Nimbix is targeting enterprise end users versus developers with the DGX-1 cloud, something that is clear by their pricing–a charge that is understandable given the unique GPU scalability and framework and deep learning/CUDA library integrations of the DGX-1. At $29.50 per hour (compared with around $15.00 for AWS K80-based instances as an example baseline) it sounds like a steal for those reticent to invest in an actual DGX-1; but can certainly add up for massive model training for days on end. But still, this is cloud economics at its best for users–if not a bit jarring when considering it from the view Nimbix internally.
The economics of cloud in general is another conversation entirely–it’s one thing to look at how AWS rolls its infrastructure profits into fresh investments, but for players that lack that kind of scale, new pushes for pricey new gear must be hard fought and won.
Nimbix isn’t new to the P100. The company brought IBM’s Minsky servers with Power last year but Hebert says the DGX-1 has exceeded other platforms they’ve seen for training at scale. The goal is to help users develop a pipeline for machine learning with DGX-1 for training and inference on more cost-effective platforms, including the standard choice for their user base (general compute X86) and eventually, FPGAs for accelerated inference. He says that the pricing on the DGX-1 doesn’t lend itself well to inference on DGX-1 and while there could be use cases when the desire to keep the whole model on the same machine for training and inference could outweigh the costs, there is much cheaper hardware for getting the inference job done.

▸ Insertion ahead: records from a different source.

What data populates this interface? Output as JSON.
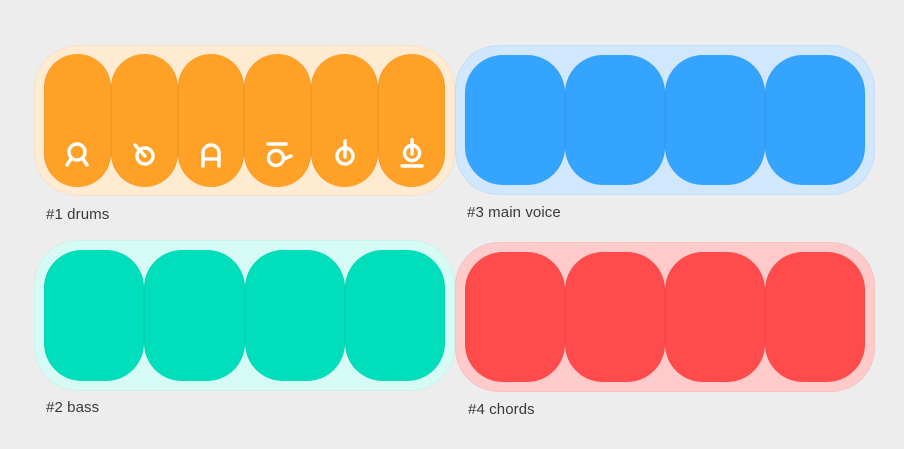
{
  "tracks": [
    {
      "id": "drums",
      "label": "#1 drums",
      "pad_color": "#ffa127",
      "panel_color": "#ffebd2",
      "pads": [
        {
          "icon": "drum-kick-icon"
        },
        {
          "icon": "drum-snare-icon"
        },
        {
          "icon": "drum-tom-icon"
        },
        {
          "icon": "drum-hihat-icon"
        },
        {
          "icon": "drum-cymbal-icon"
        },
        {
          "icon": "drum-ride-icon"
        }
      ]
    },
    {
      "id": "main-voice",
      "label": "#3 main voice",
      "pad_color": "#35a4ff",
      "panel_color": "#d1e7fd",
      "pads": [
        {},
        {},
        {},
        {}
      ]
    },
    {
      "id": "bass",
      "label": "#2 bass",
      "pad_color": "#00debc",
      "panel_color": "#d6fbf4",
      "pads": [
        {},
        {},
        {},
        {}
      ]
    },
    {
      "id": "chords",
      "label": "#4 chords",
      "pad_color": "#ff4b4b",
      "panel_color": "#ffcaca",
      "pads": [
        {},
        {},
        {},
        {}
      ]
    }
  ]
}
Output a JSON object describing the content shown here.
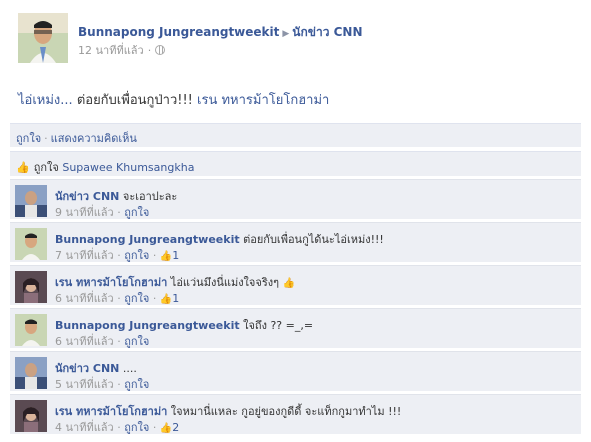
{
  "post": {
    "author": "Bunnapong Jungreangtweekit",
    "target": "นักข่าว CNN",
    "time": "12 นาทีที่แล้ว",
    "text_tag": "ไอ่เหม่ง...",
    "text_plain": " ต่อยกับเพื่อนกูป่าว!!!",
    "text_tag2": "เรน ทหารม้าโยโกฮาม่า"
  },
  "actions": {
    "like": "ถูกใจ",
    "comment": "แสดงความคิดเห็น"
  },
  "likes": {
    "label": "ถูกใจ",
    "who": "Supawee Khumsangkha"
  },
  "comments": [
    {
      "name": "นักข่าว CNN",
      "text": "จะเอาปะละ",
      "time": "9 นาทีที่แล้ว",
      "like": "ถูกใจ",
      "likes": ""
    },
    {
      "name": "Bunnapong Jungreangtweekit",
      "text": "ต่อยกับเพื่อนกูได้นะไอ่เหม่ง!!!",
      "time": "7 นาทีที่แล้ว",
      "like": "ถูกใจ",
      "likes": "1"
    },
    {
      "name": "เรน ทหารม้าโยโกฮาม่า",
      "text": "ไอ่แว่นมึงนี่แม่งใจจริงๆ",
      "time": "6 นาทีที่แล้ว",
      "like": "ถูกใจ",
      "likes": "1"
    },
    {
      "name": "Bunnapong Jungreangtweekit",
      "text": "ใจถึง ?? =_,=",
      "time": "6 นาทีที่แล้ว",
      "like": "ถูกใจ",
      "likes": ""
    },
    {
      "name": "นักข่าว CNN",
      "text": "....",
      "time": "5 นาทีที่แล้ว",
      "like": "ถูกใจ",
      "likes": ""
    },
    {
      "name": "เรน ทหารม้าโยโกฮาม่า",
      "text": "ใจหมานี่แหละ กูอยู่ของกูดีดี้ จะแท็กกูมาทำไม !!!",
      "time": "4 นาทีที่แล้ว",
      "like": "ถูกใจ",
      "likes": "2"
    }
  ],
  "icons": {
    "globe": "globe-icon",
    "thumb": "thumbs-up-icon"
  },
  "colors": {
    "link": "#3b5998",
    "panel": "#edeff4",
    "muted": "#999999"
  }
}
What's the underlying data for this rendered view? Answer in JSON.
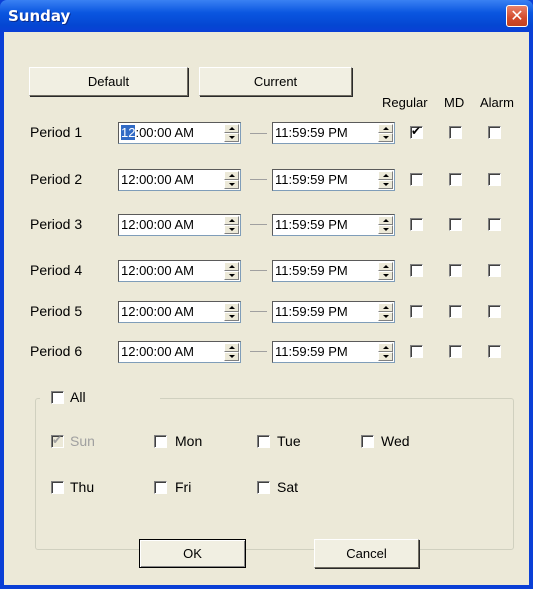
{
  "window": {
    "title": "Sunday",
    "close_icon": "close-icon"
  },
  "buttons": {
    "default": "Default",
    "current": "Current",
    "ok": "OK",
    "cancel": "Cancel"
  },
  "headers": {
    "regular": "Regular",
    "md": "MD",
    "alarm": "Alarm"
  },
  "periods": [
    {
      "label": "Period 1",
      "start": "12:00:00 AM",
      "start_sel": "12",
      "start_rest": ":00:00 AM",
      "end": "11:59:59 PM",
      "regular": true,
      "md": false,
      "alarm": false
    },
    {
      "label": "Period 2",
      "start": "12:00:00 AM",
      "end": "11:59:59 PM",
      "regular": false,
      "md": false,
      "alarm": false
    },
    {
      "label": "Period 3",
      "start": "12:00:00 AM",
      "end": "11:59:59 PM",
      "regular": false,
      "md": false,
      "alarm": false
    },
    {
      "label": "Period 4",
      "start": "12:00:00 AM",
      "end": "11:59:59 PM",
      "regular": false,
      "md": false,
      "alarm": false
    },
    {
      "label": "Period 5",
      "start": "12:00:00 AM",
      "end": "11:59:59 PM",
      "regular": false,
      "md": false,
      "alarm": false
    },
    {
      "label": "Period 6",
      "start": "12:00:00 AM",
      "end": "11:59:59 PM",
      "regular": false,
      "md": false,
      "alarm": false
    }
  ],
  "days": {
    "all": {
      "label": "All",
      "checked": false
    },
    "items": [
      {
        "label": "Sun",
        "checked": true,
        "disabled": true
      },
      {
        "label": "Mon",
        "checked": false,
        "disabled": false
      },
      {
        "label": "Tue",
        "checked": false,
        "disabled": false
      },
      {
        "label": "Wed",
        "checked": false,
        "disabled": false
      },
      {
        "label": "Thu",
        "checked": false,
        "disabled": false
      },
      {
        "label": "Fri",
        "checked": false,
        "disabled": false
      },
      {
        "label": "Sat",
        "checked": false,
        "disabled": false
      }
    ]
  },
  "colors": {
    "titlebar": "#0a56e0",
    "client": "#ece9d8",
    "close": "#d34b2c",
    "selection": "#316ac5"
  }
}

“We are really working on the idea of training machine learning pipelines with models that are constantly being retrained based on affordability of continuously improving neural networks–so as more data is being accumulated from the inference engine, you keep retraining. We want to work on streamlining low cost inference as well so there is a single cloud-based platform for model training and scalable inference,” Hebert explains.
On that note, it is just this strategizing that makes Nimbix interesting economically and technically. They have carved a niche catering to high performance over mass appeal. Coming from the HPC world, the earlier incarnation of the company catered to scientific and commercial supercomputing customers and later saw that such hardware had an easy path to the lucrative machine learning world. In addition to stocking up on the DGX-1, the company is doing some interesting work with FPGAs for accelerating inference workloads. Although AWS has taken a step in that direction with its new F1 instances, Nimbix was ahead of this curve and will share more about how early users of FPGAs as a service are faring in the near future.
It is a wonder that there haven’t been more companies stepping up to the DGX-1 cloud plate since the appliances have been available for several months (barring rumors of short supplies on the P100s themselves). We have not heard about many key sales of the appliances, in part because of their expense (we expect).
As we’ve discussed before, many shops doing machine learning at scale are doing so with their own finely-tuned, homegrown clusters outfitted not with the P100, but with lower-end graphics cards (TitanX, for example). However, as deep learning frameworks mature and meet hardware in the middle, we expect the demand for beefier GPUs (especially now that multi-GPU scaling of frameworks is becoming “easier” or more commonplace) to increase for training at least. As for the inference market and where that’s headed, that’s the subject of some upcoming stories on the custom ASIC and general purpose hardware fronts.